Each of the 3 main characters goes through a fairly significant journey, and this is the real backbone of the story – not the funny coolspeak late night musicianship, but the way in which we dream, and the reality behind those dreams. There is also a strong theme about parental love, and neglect, and this is probably the most poignant part of the story. Mark calls his absent diva mother during one of her concerts and his pain at her lack of care is beautiful. Be Good confesses to his own neglect of his daughter on air, and thus reveals a failing which no amount of positive impact or regret can undo.

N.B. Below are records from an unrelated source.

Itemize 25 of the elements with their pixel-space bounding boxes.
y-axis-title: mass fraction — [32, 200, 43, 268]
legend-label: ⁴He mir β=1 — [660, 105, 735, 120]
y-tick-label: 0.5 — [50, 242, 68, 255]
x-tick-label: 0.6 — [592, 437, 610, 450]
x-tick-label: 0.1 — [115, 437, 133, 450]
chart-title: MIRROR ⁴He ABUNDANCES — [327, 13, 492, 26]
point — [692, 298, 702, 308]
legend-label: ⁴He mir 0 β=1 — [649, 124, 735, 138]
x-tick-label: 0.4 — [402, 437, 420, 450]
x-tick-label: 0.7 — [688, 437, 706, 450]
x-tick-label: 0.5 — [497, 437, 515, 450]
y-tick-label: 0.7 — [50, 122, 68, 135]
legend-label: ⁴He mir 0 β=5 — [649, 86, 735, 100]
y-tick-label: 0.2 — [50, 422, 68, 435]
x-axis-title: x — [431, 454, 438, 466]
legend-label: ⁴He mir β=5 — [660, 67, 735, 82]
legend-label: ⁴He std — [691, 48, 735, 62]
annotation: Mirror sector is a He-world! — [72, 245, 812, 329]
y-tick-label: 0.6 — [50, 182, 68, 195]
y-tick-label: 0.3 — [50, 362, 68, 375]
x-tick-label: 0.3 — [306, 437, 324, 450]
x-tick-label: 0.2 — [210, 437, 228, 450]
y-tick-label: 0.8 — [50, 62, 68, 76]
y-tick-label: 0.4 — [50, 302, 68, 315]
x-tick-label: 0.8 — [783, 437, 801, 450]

There is Ori Singh’s feelings towards his daughter Nahalia, who might end up a beggar, Mark’s feelings of guilt and longing for his father and Amarita’s absent dad and wasted mother, who rolls over and accuses Be Good of using Van Morrison against her. There is a clear Freudian quality to Be Good and Amarita’s relationship, and a kind of brotherly one between Be Good and Mark. These complications add significant depth, and in conjunction with the funky cool dialogue and the exquisite if a little overwrought prose, make for a significant novel which definitely grows on the reader as they become more involved in the lives of these damaged characters, who somehow find a kind of redemption in love and dreams.